Cross-border trade between Tunisia and Libya will resume on Monday after the two countries reached a deal to lift a trade blockade at the main frontier crossing following angry street protests.
The breakthrough came after an agreement was reached late Friday on customs duties for goods passing through Ras Jedir, local governor Tahar Matmati said.
The accord provides for the establishment of a single customs duty for goods, Matmati said, adding that a joint monitoring committee was to oversee the deal.
Libyan border officials halted all freight traffic through the crossing at the end of April in an attempt to stop the smuggling of fuel, which is much cheaper across the border.
The closure sparked demonstrations on the Tunisian side and a strike on Wednesday in the impoverished town of Ben Guerdane, where the economy is heavily dependent upon trade with Libya, both legal and contraband.
On Monday, police used tear gas to disperse a protest by hundreds of demonstrators.
Ben Guerdane, one of the North African nation's poorest towns, was also hit by jihadist violence in March from across the border that killed seven civilians and 13 security personnel as well as 55 extremists.
On Saturday, Libya's LANA news agency cited an official in the Libyan town of Zwara as saying passenger traffic had already been fully restored.

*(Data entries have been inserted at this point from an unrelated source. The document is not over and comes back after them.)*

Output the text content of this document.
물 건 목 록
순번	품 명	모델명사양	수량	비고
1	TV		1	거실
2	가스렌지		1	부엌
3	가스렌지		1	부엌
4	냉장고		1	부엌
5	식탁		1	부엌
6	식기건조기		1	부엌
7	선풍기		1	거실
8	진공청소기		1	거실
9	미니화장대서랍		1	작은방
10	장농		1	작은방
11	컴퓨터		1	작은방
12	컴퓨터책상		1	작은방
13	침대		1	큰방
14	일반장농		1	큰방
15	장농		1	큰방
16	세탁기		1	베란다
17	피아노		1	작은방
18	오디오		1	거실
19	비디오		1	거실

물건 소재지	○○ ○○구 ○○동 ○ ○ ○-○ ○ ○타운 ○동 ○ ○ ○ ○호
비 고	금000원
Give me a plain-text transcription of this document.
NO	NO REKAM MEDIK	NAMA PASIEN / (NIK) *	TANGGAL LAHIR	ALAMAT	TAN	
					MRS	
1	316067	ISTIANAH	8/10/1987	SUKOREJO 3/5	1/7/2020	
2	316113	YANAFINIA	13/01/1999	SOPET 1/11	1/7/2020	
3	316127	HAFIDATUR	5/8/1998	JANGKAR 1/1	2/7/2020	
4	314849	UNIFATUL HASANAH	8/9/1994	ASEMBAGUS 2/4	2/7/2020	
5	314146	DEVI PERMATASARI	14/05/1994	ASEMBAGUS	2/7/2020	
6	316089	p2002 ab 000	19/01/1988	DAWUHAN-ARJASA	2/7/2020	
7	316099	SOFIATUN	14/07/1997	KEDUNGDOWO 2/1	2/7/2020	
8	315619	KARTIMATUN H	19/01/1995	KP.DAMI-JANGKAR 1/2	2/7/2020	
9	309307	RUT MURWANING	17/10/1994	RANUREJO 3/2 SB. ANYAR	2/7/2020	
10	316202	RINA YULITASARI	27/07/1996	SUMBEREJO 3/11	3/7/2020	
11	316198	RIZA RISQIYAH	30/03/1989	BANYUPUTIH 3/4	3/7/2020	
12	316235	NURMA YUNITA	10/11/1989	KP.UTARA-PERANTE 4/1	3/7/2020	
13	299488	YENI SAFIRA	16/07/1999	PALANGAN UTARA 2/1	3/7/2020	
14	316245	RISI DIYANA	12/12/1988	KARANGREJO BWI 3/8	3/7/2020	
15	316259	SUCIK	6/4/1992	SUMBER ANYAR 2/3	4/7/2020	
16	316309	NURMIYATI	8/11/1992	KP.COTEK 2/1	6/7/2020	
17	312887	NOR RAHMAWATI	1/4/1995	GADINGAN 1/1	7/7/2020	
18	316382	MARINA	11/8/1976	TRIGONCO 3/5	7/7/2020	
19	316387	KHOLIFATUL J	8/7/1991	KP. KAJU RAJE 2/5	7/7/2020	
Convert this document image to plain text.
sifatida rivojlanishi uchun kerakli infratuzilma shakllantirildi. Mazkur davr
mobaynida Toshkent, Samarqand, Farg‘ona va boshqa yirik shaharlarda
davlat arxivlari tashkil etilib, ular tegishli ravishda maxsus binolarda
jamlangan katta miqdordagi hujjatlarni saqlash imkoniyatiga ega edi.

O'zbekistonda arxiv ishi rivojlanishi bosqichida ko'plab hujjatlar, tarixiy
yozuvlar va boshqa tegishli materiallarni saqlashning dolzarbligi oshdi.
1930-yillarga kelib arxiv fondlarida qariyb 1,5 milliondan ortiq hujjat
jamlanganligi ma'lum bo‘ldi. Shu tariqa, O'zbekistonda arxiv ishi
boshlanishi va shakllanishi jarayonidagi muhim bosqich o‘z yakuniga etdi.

On the Tunisian side, lines of vehicles waited patiently under the hot sun to cross, as security forces looked on, an AFP correspondent said.
Tunisia has built a 200-kilometre (125-mile) barrier stretching about half the length of its border with Libya in an attempt to prevent militants from infiltrating.
Thousands of Tunisians have joined jihadist movements including the Islamic State group in Syria, Iraq and Libya.
Last year, Tunisia was hit by three IS attacks targeting both the country's lucrative tourism industry and the security forces, killing a total of 72 people.
This week, the authorities launched a sweep that they said resulted in the arrest of 37 people, some of whom were involved in attacks on the country.